The key is to be prepared to learn. Some of the work skills you’ve acquired already, such as communications and organization, will be critical to your success in your new field. Find ways to excel with the capabilities you have, while gaining new ones.
Mistake No. 3: Not Knowing What Matters Most
When switching careers, it’s easy to take the first opportunity you find because you’re worried you won’t be qualified for anything else. That mindset can stick you in a position you don’t want.
So, before making a switch, figure out what matters most to you. Do you want full-time or part-time work, or does that not matter? Are you open to travel? Do you need consistent work hours or remote work opportunities? Know what you need, and make it clear to potential employers. That way, you’ll be more likely to be happy with your new path.
This kind of advance planning saves you from wasting time pursuing the wrong jobs and lets you focus on positions you’d most want.
One tip: Don’t blurt out your work requirements in a first job interview. Instead, focus on your skills and the job’s fit. Once you’re sure the job is one you want and the employer is interested in you, then you can start talking about your preferences for your working hours and location.
Mistake No. 4: Not Seeking Training First
It may be wise to acquire new skills before making a career switch. Otherwise, jumping in to a new field too quickly can set you back.
Instead of getting in over your head, setting yourself up for failure and stress, go slowly, carving out time for training on the side while you stay in your current position. This not only enhances your resumé but also provides you with valuable hands-on experience that will make you a better job candidate when you are ready to change careers.

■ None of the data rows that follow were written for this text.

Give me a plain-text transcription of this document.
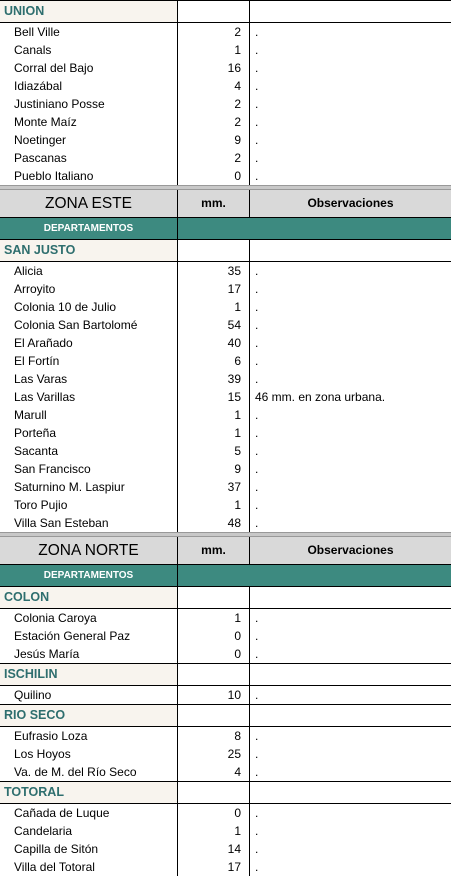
UNION
Bell Ville	2	.
Canals	1	.
Corral del Bajo	16	.
Idiazábal	4	.
Justiniano Posse	2	.
Monte Maíz	2	.
Noetinger	9	.
Pascanas	2	.
Pueblo Italiano	0	.
ZONA ESTE	mm.	Observaciones
DEPARTAMENTOS
SAN JUSTO
Alicia	35	.
Arroyito	17	.
Colonia 10 de Julio	1	.
Colonia San Bartolomé	54	.
El Arañado	40	.
El Fortín	6	.
Las Varas	39	.
Las Varillas	15	46 mm. en zona urbana.
Marull	1	.
Porteña	1	.
Sacanta	5	.
San Francisco	9	.
Saturnino M. Laspiur	37	.
Toro Pujio	1	.
Villa San Esteban	48	.
ZONA NORTE	mm.	Observaciones
DEPARTAMENTOS
COLON
Colonia Caroya	1	.
Estación General Paz	0	.
Jesús María	0	.
ISCHILIN
Quilino	10	.
RIO SECO
Eufrasio Loza	8	.
Los Hoyos	25	.
Va. de M. del Río Seco	4	.
TOTORAL
Cañada de Luque	0	.
Candelaria	1	.
Capilla de Sitón	14	.
Villa del Totoral	17	.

Research the skills expected of candidates in the field you hope to enter. Then, seek training opportunities that will give you a leg up — and an inside look into the work required.
Search for online, self-paced courses that you can take at home. Also, consider in-person conferences, workshops and events that offer learning opportunities as well as networking.
Mistake No. 5: Not Having a Plan B
You’re enthused about your new career, but it’s important to do a reality check. A career change can be risky, and doing it without a backup plan can leave you with no paycheck or job. That’s why you need a Plan B if the new job doesn’t pan out, the interviews don’t go well or you decide your intended path is not right for you.
You don’t need another job lined up for Plan B, though. Just set yourself up for success if things fall through. Here are a few ways to do that:
- Ensure your resumé and professional-facing social media networks are always current. Put photos from recent networking events on Instagram or add new certifications to your LinkedIn profile.
- Build a strong network. Stay connected and be a resource to others. What goes around comes around, and you may need to ask one of your contacts for help.
- Make a list of employers you’d like to work for, along with contacts you have at them. If your career switch doesn’t pan out, you’ll then be ready to start looking for other opportunities.